In der Tat sind Proteine ein lebenswichtiger Bestandteil der Nahrung: Sie sind wichtig für Aufbau und Erhalt der Körpersubstanz, also für die Muskulatur, Bindegewebe, Haut und Fell, Antikörper, Hormone, Botenstoffe und Enzyme. Je hochwertiger das Eiweiß ist, desto weniger wird hierfür benötigt. Frisches Fleisch enthält 98 Prozent Protein, Knochen hingegen nur 33 Prozent verwertbares Eiweiß. Tierisches Eiweiß ist im Allgemeinen hochwertiger als pflanzliches Eiweiß (eine Ausnahme ist Soja-Eiweiß).

Gleichzeitig gilt: Eine fleischreiche Ration sorgt immer für eine mehr oder weniger starke Eiweiß-Überversorgung. Bei gesunden Hunde macht das nichts aus – bei älteren oder verdauungsempfindlichen Hunden hingegen, bei Dysbiosen (Verdauungsprobleme mit starken Blähungen und übelriechendem Kot) sollte der Eiweißgehalt weniger als 45 Prozent der Gesamtration ausmachen. Das schont Leber und Niere und ist gerade für ältere Tiere oder bei Erkrankungen dieser Organe empfehlenswert.

Der Einfluss von Protein kann sich auch maßgeblich auf das Verhalten von Hunden auswirken. So konnte der britische Hundepsychologe Dr. Roger Mugford wissenschaftlich nachweisen, dass eine Reduktion des Proteingehalts auf 15 bis 18 Prozent für eine Besserung des Verhaltens bei hyperaktiven und/oder territorial-aggressiven Hunden sorgte. Vor dem Hintergrund von Mugfords Studien ist von einer stark fleischhaltigen Ernährung abzuraten.


Kohlenhydrate

Auch wenn man immer wieder liest, dass Hunde keine Kohlenhydrate verdauen können, ist das eine Falschinformation. Hunde sind keine reinen Fleischfresser, sondern Fleisch- und Allesfresser. Eine aktuelle Studie der Universität in Uppsala, Schweden zeigte, dass der Hund im Gegensatz zum Wolf sehr wohl in der Lage ist, Kohlenhydrate zu verdauen und sehr gut zu nutzen. Hunde verfügen über eine andere Zusammensetzung der Verdauungsenzyme im Darm als der Wolf. Drei dieser Enzyme, die für Spaltung und Umwandlung von Stärke benötigt werden, kommen bei Hunden in merklich höheren Mengen vor als beim Wolf und weisen auch eine deutlich höhere Aktivität auf.

Dagegen sind Kohlenhydrate wichtige und schnelle Energielieferanten für Hunde, was ihnen gerade bei Streß und Anstrengung zugute kommt.
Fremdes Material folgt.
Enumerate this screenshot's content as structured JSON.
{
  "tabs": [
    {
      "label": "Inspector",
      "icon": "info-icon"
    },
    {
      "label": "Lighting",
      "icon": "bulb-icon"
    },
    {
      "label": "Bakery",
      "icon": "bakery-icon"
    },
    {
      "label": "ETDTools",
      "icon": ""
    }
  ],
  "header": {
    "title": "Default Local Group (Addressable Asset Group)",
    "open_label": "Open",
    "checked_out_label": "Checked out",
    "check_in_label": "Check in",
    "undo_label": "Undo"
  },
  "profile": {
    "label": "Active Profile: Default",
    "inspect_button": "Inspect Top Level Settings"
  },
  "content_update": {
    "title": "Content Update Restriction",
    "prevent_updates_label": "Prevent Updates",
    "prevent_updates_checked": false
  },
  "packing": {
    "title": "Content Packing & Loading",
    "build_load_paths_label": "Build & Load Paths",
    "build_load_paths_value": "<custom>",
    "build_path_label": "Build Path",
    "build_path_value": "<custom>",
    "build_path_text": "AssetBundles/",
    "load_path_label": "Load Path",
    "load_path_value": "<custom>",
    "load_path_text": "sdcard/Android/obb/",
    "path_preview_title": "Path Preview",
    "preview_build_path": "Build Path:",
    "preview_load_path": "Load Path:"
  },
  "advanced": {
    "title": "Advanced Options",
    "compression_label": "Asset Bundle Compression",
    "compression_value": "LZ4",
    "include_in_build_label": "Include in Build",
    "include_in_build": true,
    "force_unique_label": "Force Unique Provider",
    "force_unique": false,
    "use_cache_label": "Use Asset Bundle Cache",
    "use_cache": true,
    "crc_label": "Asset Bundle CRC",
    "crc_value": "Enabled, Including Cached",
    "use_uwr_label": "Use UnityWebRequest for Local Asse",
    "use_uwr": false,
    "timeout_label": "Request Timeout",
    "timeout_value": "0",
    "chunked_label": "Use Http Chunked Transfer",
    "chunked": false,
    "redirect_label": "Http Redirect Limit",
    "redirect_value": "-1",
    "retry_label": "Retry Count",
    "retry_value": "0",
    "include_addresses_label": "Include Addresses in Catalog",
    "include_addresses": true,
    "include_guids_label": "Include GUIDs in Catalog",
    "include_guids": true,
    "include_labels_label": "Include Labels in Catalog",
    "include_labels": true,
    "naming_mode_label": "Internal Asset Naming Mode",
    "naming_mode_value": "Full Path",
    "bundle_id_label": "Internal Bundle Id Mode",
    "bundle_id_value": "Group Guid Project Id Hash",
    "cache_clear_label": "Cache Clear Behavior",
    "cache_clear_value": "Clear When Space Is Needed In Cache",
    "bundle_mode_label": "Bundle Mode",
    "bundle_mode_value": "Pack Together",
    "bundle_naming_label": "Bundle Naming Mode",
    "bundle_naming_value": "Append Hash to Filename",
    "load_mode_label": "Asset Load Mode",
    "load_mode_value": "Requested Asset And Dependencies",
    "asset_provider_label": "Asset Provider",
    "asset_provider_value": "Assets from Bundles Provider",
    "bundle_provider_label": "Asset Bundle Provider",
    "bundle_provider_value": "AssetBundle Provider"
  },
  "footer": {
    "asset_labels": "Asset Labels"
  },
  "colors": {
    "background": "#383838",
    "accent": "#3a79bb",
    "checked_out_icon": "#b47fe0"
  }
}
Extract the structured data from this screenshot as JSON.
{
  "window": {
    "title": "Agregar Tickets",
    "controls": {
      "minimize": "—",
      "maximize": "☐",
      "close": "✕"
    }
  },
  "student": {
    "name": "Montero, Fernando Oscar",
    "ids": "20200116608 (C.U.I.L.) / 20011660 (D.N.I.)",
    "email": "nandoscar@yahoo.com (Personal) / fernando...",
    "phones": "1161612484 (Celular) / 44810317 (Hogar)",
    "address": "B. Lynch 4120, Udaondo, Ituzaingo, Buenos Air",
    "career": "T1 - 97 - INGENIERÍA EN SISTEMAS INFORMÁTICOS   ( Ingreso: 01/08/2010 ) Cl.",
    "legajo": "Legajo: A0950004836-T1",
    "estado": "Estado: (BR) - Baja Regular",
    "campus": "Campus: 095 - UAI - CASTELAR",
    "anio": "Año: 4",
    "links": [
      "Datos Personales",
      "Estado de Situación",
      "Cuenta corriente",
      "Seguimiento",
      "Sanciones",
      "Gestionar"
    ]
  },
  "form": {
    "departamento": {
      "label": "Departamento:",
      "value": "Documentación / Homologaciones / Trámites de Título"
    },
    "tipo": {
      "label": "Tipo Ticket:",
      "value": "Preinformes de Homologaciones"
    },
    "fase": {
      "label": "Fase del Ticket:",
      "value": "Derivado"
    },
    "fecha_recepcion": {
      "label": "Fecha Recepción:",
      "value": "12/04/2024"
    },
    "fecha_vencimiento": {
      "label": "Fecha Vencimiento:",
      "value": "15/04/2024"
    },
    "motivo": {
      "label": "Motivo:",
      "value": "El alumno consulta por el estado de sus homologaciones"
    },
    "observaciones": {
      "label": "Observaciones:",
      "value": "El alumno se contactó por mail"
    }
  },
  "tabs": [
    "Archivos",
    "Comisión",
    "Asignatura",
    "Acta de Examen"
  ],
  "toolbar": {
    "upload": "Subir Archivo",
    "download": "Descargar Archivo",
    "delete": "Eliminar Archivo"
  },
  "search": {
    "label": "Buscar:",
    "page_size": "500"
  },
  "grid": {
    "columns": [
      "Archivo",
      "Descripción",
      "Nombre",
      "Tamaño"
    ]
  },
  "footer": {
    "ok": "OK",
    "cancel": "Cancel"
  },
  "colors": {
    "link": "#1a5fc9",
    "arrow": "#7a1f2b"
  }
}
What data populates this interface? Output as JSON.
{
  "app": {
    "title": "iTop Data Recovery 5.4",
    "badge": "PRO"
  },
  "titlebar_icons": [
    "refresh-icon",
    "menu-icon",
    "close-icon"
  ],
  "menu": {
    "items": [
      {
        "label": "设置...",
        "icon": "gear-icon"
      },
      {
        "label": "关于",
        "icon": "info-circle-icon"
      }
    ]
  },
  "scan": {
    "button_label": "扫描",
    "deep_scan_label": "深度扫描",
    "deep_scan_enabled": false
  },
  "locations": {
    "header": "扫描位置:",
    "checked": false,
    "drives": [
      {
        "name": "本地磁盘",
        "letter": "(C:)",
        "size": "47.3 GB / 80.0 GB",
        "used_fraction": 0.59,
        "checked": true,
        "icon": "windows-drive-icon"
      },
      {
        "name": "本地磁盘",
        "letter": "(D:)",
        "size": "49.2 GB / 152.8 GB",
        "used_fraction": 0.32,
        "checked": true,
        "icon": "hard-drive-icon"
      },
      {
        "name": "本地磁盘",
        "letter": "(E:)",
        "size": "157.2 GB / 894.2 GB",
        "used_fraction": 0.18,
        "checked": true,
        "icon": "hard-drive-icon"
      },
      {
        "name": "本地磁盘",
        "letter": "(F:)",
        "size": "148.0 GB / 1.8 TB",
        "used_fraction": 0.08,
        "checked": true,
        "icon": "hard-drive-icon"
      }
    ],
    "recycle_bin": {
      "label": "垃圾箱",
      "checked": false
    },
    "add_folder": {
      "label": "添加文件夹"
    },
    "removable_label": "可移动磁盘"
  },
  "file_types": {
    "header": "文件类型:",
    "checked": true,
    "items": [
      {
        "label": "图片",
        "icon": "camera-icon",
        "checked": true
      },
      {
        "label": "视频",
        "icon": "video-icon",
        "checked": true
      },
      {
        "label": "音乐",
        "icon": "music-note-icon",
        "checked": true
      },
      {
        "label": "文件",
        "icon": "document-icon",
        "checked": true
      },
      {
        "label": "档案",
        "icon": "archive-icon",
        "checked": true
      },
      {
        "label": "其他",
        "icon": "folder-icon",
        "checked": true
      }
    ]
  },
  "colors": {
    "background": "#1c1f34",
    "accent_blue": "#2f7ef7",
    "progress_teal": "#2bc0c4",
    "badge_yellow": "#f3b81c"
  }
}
Kohlenhydrate sind komplexe Verbindungen aus vielen einzelnen Zuckermolekülen. Einfachzucker sind Glukose, Fruktose und Galktose. Die so genannten „komplexen Kohlenhydrate“ sind Mehrfachzucker wie Stärke, die aus vielen tausend Zuckermolekülen bestehen. Stärke kommt in tierischen Produkten praktisch nicht vor, dafür aber in pflanzlichen Futtermitteln wie Getreide oder Knollen.

Glukose wir als Glykogen gespeichert. Bei akutem Energiemangel (Leistung, aber auch Stress!) werden zuerst die Glykogenreserven mobilisiert.